Skip to main content

ASU law professor elected to the American Philosophical Society

portrait of ASU law professor Robert James Miller
May 16, 2014

Robert James Miller, a professor at the Sandra Day O’Connor College of Law at Arizona State University, has been elected a member of the American Philosophical Society, the oldest learned society in the United States.

Founded in 1743 by Benjamin Franklin, the society has elected fewer than 5,500 members since its founding and has fewer than 1,000 living members in the fields of science, humanities and the arts.

Miller first became involved with the society in the early 2000s, through his research on Thomas Jefferson and the Lewis and Clark expedition.

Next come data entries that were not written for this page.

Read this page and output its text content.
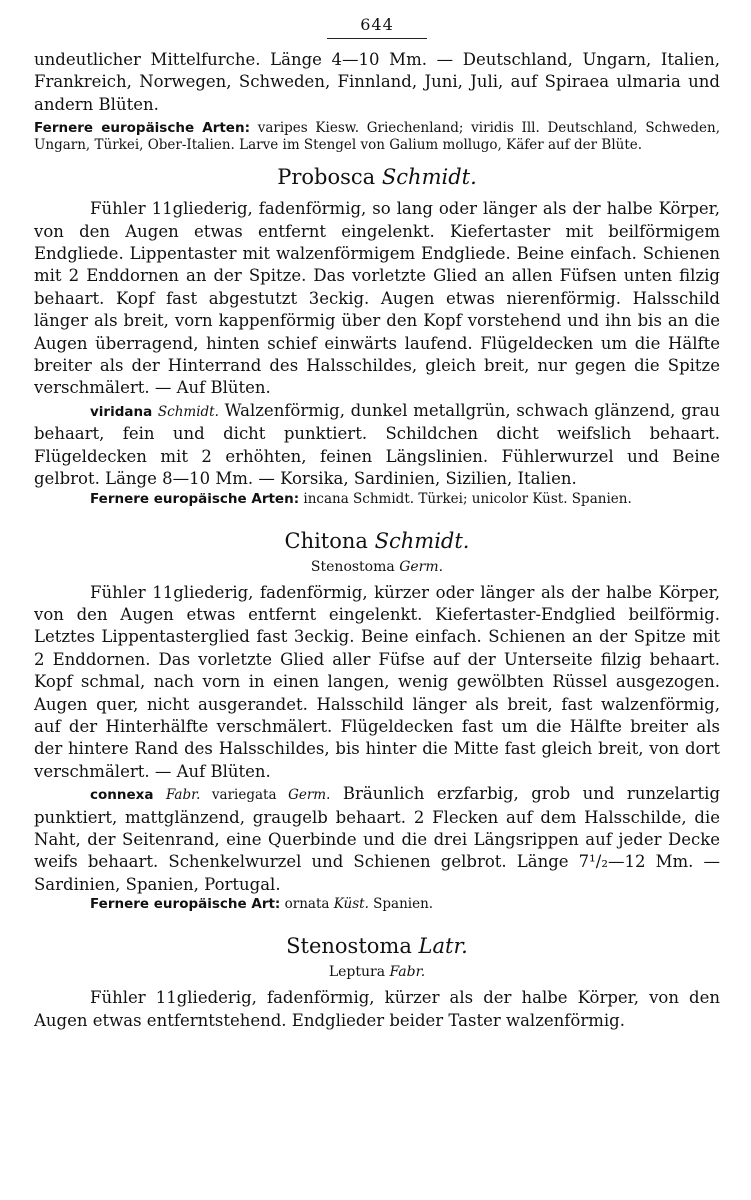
644

undeutlicher Mittelfurche. Länge 4—10 Mm. — Deutschland, Ungarn, Italien, Frankreich, Norwegen, Schweden, Finnland, Juni, Juli, auf Spiraea ulmaria und andern Blüten.

Fernere europäische Arten: varipes Kiesw. Griechenland; viridis Ill. Deutschland, Schweden, Ungarn, Türkei, Ober-Italien. Larve im Stengel von Galium mollugo, Käfer auf der Blüte.

Probosca Schmidt.

Fühler 11gliederig, fadenförmig, so lang oder länger als der halbe Körper, von den Augen etwas entfernt eingelenkt. Kiefertaster mit beilförmigem Endgliede. Lippentaster mit walzenförmigem Endgliede. Beine einfach. Schienen mit 2 Enddornen an der Spitze. Das vorletzte Glied an allen Füfsen unten filzig behaart. Kopf fast abgestutzt 3eckig. Augen etwas nierenförmig. Halsschild länger als breit, vorn kappenförmig über den Kopf vorstehend und ihn bis an die Augen überragend, hinten schief einwärts laufend. Flügeldecken um die Hälfte breiter als der Hinterrand des Halsschildes, gleich breit, nur gegen die Spitze verschmälert. — Auf Blüten.

viridana Schmidt. Walzenförmig, dunkel metallgrün, schwach glänzend, grau behaart, fein und dicht punktiert. Schildchen dicht weifslich behaart. Flügeldecken mit 2 erhöhten, feinen Längslinien. Fühlerwurzel und Beine gelbrot. Länge 8—10 Mm. — Korsika, Sardinien, Sizilien, Italien.

Fernere europäische Arten: incana Schmidt. Türkei; unicolor Küst. Spanien.

Chitona Schmidt.
Stenostoma Germ.

Fühler 11gliederig, fadenförmig, kürzer oder länger als der halbe Körper, von den Augen etwas entfernt eingelenkt. Kiefertaster-Endglied beilförmig. Letztes Lippentasterglied fast 3eckig. Beine einfach. Schienen an der Spitze mit 2 Enddornen. Das vorletzte Glied aller Füfse auf der Unterseite filzig behaart. Kopf schmal, nach vorn in einen langen, wenig gewölbten Rüssel ausgezogen. Augen quer, nicht ausgerandet. Halsschild länger als breit, fast walzenförmig, auf der Hinterhälfte verschmälert. Flügeldecken fast um die Hälfte breiter als der hintere Rand des Halsschildes, bis hinter die Mitte fast gleich breit, von dort verschmälert. — Auf Blüten.

connexa Fabr. variegata Germ. Bräunlich erzfarbig, grob und runzelartig punktiert, mattglänzend, graugelb behaart. 2 Flecken auf dem Halsschilde, die Naht, der Seitenrand, eine Querbinde und die drei Längsrippen auf jeder Decke weifs behaart. Schenkelwurzel und Schienen gelbrot. Länge 7¹/₂—12 Mm. — Sardinien, Spanien, Portugal.

Fernere europäische Art: ornata Küst. Spanien.

Stenostoma Latr.
Leptura Fabr.

Fühler 11gliederig, fadenförmig, kürzer als der halbe Körper, von den Augen etwas entferntstehend. Endglieder beider Taster walzenförmig.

Jefferson was president of the American Philosophical Society for 20 years, including his time as U.S. President. Meriwether Lewis trained with several members of the society before leading the Lewis and Clark expedition.

Miller who has published numerous articles and books on the international law of colonialism, the Doctrine of Discovery, was asked to speak at the American Philosophical Society in 2007, after his book "Native America, Discovered and Conquered: Thomas Jefferson, Lewis and Clark, and Manifest Destiny" was published.

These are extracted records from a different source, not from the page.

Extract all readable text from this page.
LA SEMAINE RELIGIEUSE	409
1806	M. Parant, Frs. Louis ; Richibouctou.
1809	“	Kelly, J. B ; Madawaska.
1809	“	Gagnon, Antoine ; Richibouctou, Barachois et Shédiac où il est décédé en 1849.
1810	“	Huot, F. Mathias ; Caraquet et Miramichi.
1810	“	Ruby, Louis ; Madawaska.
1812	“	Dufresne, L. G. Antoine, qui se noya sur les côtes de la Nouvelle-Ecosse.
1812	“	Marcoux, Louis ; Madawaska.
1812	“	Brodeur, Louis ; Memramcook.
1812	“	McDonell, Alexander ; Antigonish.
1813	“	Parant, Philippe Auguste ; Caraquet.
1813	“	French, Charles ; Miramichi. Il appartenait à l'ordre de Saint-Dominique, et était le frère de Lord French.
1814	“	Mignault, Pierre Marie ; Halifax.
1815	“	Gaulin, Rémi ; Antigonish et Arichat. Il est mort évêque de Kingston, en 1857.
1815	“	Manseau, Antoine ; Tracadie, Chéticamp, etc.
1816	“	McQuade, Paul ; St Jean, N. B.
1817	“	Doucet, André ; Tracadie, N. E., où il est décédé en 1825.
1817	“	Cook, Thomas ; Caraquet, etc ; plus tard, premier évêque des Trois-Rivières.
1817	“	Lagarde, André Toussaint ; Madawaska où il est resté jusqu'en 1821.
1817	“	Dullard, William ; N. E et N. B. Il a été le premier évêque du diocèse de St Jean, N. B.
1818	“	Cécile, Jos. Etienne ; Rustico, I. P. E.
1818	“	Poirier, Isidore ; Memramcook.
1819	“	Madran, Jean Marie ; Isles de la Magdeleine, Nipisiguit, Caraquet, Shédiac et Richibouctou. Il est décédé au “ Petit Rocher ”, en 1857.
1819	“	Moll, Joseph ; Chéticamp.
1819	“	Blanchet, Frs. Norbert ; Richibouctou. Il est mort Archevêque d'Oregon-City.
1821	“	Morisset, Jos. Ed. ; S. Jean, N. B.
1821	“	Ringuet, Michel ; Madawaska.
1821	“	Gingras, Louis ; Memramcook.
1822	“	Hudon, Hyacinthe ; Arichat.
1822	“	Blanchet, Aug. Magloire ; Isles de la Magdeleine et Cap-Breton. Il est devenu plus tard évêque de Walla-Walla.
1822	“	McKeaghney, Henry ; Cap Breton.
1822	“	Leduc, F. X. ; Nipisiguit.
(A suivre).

The society also invited Miller to advise it regarding its extensive holdings of ethnographic and linguistic Native American materials and he was named chair of the society's Native American Advisory Board.

“I never dreamt I could become a member of the APS,” Miller said about his reaction when he learned of the honor. “I was shocked when I was notified. It is a great honor and I’m humbled to be a member of this significant and historic organization.”

Other notable members of the American Philosophical Society include Charles Darwin, Louis Pasteur, Winston Churchill, Albert Einstein, Jimmy Carter, Margaret Mead, Sandra Day O’Connor, Ruth Bader Ginsburg, and Stephen Hawking. The society announced 33 newly elected members last month.

Miller is the chief justice of the Grand Ronde Tribe Court of Appeals. Before joining the College of Law in 2013, he was on the faculty of Lewis and Clark Law School. Prior to his career in academia, he practiced Indian law with Hobbs, Straus, Dean & Walker, and worked for the Stoel Rives law firm. His published works include articles, books, and book chapters on a wide array of federal Indian law issues, and he speaks regularly on Indian law issues across the United States and in other countries.